In preclinical studies, administration of mRNA-1273 induced potent humoral and cellular responses in BALB/cJ, C57BL/6J, and B6C3F1/J mice that received two intramuscular doses of 1 μg mRNA-1273, 3-weeks apart. Apart from induction of high levels of virus-specific antibodies, administration of mRNA-1273 was found to elicit neutralizing antibodies against as assessed by a pseudovirus-neutralizing test. Immunized mice also developed robust Th1-skewed CD4+ and CD8+ antigen-specific responses. Additionally, a mouse adapted version of SARS-CoV-2 containing two mutations that allow for binding to mouse angiotensin-converting enzyme 2 failed to infect 6 out of 7 vaccinated BALB/cJ mice in their upper and lower respiratory tract (33).

Dosing of the first volunteers with mRNA-1273 began on March 16th in 45 healthy volunteers ranging from 18 to 55 years old that received three different doses, namely 25 μg, 100 μg and 250 μg of RNA in a prime-boost fashion. The second vaccination was administered 28 days after the first one (Fig. 1).

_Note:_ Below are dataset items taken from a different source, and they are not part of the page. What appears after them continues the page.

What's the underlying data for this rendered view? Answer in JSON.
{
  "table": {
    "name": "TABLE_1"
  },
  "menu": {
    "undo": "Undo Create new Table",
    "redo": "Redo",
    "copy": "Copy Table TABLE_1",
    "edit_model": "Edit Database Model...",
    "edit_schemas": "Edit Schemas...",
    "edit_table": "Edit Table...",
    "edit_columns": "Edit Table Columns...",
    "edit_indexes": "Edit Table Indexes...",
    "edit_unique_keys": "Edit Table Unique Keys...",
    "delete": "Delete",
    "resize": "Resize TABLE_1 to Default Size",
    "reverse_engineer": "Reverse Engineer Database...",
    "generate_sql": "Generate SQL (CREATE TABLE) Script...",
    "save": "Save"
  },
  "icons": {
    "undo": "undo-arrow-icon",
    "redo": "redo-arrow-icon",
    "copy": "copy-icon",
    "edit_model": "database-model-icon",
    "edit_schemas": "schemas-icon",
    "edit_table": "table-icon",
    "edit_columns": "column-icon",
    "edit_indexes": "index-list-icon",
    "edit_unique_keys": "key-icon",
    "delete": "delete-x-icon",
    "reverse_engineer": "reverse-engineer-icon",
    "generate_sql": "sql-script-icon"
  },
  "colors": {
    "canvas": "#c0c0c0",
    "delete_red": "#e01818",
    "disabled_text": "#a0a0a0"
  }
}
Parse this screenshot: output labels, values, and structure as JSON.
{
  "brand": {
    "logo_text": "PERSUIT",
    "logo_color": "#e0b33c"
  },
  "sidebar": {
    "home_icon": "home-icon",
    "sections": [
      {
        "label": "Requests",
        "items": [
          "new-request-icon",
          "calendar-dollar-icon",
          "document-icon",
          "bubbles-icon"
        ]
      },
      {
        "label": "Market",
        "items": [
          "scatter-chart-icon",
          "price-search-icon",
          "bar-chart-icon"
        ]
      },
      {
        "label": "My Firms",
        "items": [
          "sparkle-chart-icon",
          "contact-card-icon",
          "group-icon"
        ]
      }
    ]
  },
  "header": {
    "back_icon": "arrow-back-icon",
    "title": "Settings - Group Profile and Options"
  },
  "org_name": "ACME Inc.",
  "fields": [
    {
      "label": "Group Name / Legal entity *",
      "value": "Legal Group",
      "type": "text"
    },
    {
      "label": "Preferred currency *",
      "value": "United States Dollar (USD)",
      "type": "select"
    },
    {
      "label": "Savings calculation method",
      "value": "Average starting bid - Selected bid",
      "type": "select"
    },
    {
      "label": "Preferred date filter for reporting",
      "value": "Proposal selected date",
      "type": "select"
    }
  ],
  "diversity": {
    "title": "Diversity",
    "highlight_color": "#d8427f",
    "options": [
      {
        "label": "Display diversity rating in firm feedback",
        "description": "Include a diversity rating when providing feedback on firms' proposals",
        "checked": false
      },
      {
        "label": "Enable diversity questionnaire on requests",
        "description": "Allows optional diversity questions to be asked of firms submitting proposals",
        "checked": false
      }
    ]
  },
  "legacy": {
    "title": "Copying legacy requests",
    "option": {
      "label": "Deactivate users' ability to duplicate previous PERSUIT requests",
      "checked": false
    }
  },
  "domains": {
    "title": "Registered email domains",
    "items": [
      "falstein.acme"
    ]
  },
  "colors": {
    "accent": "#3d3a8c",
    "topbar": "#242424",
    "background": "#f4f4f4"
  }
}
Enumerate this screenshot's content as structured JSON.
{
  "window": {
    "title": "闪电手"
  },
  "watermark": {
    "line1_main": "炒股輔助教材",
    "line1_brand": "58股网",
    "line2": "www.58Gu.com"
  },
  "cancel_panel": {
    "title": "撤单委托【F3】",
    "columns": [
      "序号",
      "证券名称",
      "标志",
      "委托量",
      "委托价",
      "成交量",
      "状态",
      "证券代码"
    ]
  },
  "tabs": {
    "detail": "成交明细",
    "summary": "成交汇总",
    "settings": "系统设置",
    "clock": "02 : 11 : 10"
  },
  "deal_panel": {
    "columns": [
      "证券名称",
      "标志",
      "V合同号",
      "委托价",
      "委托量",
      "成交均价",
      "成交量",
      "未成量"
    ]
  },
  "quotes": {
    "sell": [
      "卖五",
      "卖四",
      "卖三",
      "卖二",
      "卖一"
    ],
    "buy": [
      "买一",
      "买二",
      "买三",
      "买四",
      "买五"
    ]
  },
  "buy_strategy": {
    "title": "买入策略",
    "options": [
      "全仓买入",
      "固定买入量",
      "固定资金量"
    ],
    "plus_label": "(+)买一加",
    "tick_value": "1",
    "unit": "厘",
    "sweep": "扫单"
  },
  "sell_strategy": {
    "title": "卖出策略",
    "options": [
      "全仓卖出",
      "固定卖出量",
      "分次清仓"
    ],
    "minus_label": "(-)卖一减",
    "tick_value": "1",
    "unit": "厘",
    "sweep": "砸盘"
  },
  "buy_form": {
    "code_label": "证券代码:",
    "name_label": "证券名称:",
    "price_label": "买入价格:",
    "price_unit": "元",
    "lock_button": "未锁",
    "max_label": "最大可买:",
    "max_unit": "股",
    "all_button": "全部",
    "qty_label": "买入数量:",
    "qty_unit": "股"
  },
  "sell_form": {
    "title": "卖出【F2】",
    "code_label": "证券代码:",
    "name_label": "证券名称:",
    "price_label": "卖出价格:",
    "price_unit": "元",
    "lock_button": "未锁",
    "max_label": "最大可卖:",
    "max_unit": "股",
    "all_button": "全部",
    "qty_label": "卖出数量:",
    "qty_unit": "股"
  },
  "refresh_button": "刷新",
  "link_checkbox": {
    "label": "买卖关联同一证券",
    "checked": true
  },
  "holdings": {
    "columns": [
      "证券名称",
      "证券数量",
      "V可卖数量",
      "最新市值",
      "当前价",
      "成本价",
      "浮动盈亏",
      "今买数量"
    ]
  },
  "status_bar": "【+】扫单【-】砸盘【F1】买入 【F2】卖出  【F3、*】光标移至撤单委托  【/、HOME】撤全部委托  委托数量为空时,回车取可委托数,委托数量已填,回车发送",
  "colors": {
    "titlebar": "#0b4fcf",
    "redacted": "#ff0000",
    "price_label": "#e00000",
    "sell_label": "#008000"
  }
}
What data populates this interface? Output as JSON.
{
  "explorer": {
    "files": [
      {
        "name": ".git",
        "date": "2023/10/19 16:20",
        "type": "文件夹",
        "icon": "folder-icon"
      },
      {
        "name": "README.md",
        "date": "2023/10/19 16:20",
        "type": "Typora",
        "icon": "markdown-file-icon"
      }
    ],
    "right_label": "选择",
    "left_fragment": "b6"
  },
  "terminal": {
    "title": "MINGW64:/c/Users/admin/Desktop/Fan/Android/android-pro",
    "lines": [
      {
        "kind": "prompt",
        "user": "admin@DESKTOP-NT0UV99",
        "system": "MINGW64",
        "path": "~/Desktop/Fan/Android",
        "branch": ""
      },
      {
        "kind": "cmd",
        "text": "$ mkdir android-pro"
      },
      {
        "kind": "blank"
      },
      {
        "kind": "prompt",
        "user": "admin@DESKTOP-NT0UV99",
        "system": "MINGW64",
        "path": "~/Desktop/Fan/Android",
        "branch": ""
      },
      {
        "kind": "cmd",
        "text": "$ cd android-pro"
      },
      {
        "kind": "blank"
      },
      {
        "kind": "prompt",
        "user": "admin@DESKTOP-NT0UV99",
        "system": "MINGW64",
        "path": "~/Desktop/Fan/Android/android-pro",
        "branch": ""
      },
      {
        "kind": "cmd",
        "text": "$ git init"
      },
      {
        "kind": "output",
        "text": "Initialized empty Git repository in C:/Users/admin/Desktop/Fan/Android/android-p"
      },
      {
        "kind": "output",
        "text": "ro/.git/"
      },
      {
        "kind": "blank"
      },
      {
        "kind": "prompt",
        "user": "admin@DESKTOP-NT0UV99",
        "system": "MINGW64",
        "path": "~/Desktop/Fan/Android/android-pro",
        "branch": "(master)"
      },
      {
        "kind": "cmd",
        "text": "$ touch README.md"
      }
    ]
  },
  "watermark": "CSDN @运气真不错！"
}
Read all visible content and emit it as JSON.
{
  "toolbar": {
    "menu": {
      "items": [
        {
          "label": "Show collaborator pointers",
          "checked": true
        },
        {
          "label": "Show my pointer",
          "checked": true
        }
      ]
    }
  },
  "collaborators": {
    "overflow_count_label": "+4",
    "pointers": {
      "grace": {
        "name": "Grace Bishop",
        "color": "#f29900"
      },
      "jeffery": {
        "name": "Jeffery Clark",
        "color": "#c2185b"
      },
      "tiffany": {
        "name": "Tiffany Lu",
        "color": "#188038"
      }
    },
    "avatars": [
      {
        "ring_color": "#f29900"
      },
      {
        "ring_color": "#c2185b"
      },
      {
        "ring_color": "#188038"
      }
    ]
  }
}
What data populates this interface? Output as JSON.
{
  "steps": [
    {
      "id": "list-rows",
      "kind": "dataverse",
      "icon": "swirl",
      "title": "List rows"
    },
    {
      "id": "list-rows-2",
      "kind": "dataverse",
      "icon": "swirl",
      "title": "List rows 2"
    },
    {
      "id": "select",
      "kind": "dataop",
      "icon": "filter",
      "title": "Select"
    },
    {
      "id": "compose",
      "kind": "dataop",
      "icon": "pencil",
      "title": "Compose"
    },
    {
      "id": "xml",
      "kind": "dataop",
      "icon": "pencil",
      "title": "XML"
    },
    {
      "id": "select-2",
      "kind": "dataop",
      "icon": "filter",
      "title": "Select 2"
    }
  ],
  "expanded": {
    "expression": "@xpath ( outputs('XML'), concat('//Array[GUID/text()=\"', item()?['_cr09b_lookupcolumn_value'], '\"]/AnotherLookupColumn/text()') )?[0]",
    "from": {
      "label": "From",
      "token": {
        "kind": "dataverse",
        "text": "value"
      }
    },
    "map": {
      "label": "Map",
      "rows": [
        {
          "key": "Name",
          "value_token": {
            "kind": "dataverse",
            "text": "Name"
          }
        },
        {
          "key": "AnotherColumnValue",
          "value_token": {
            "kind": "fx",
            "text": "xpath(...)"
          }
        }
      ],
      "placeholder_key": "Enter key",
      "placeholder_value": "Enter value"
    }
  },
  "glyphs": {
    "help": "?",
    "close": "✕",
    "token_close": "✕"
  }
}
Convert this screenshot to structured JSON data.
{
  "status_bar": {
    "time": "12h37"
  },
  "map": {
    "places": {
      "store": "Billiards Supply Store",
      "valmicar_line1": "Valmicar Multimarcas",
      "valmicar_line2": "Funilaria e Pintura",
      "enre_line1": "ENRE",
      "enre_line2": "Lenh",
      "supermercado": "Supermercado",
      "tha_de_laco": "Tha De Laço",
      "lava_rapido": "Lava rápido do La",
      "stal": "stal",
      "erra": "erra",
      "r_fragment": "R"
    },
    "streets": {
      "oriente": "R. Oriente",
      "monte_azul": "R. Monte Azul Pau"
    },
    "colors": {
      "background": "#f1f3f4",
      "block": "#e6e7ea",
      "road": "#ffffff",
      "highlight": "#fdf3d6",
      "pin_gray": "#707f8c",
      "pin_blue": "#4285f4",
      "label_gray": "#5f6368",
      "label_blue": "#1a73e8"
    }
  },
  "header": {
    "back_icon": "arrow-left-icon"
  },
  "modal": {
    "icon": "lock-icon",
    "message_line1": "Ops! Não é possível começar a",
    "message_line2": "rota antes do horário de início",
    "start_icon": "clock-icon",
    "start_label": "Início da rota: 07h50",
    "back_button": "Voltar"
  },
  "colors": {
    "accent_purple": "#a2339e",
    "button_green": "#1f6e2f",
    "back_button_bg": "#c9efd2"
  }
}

The Phase 1 trial report described a dose-dependent humoral response and the production of neutralization antibodies in titers similar to the ones detected in COVID-19 convalescent sera⁴³. Moreover, the two lower doses elicited strong CD4+ T cell response with a minimum expression of T helper 2 (Th2) cytokines that were found to be detrimental during SARS and MERS vaccine development efforts^44,45. On the other hand, CD8+ T cell responses were only elicited by the 100 μg -medium level- dose. The mRNA-1273 was generally well-tolerated, and no stage 4 (incapacitating or potentially lethal) adverse effects were reported. Adverse events, comprised mostly myalgia, fatigue, headache, chills, and pain around the injection site, were more frequent after the second immunization and were more prominent in the high dose group (250 μg).

Additional results from a small Phase 1 study in 40 older adults, which were divided in two age groups (56–70 years or ≥71 years) were recently published⁴⁶. Participants were administered two doses of either 25 μg or 100 μg of mRNA-1273 that have previously shown to exhibit a higher tolerance profile. The immunogenic profile of both age groups was quite similar to that reported in the group 18–55, suggesting that this vaccination strategy might be equally immunogenic in more vulnerable and usually less immunocompetent age groups. The 100 μg dose was found to be more immunogenic supporting its use in a Phase 3 vaccine trial.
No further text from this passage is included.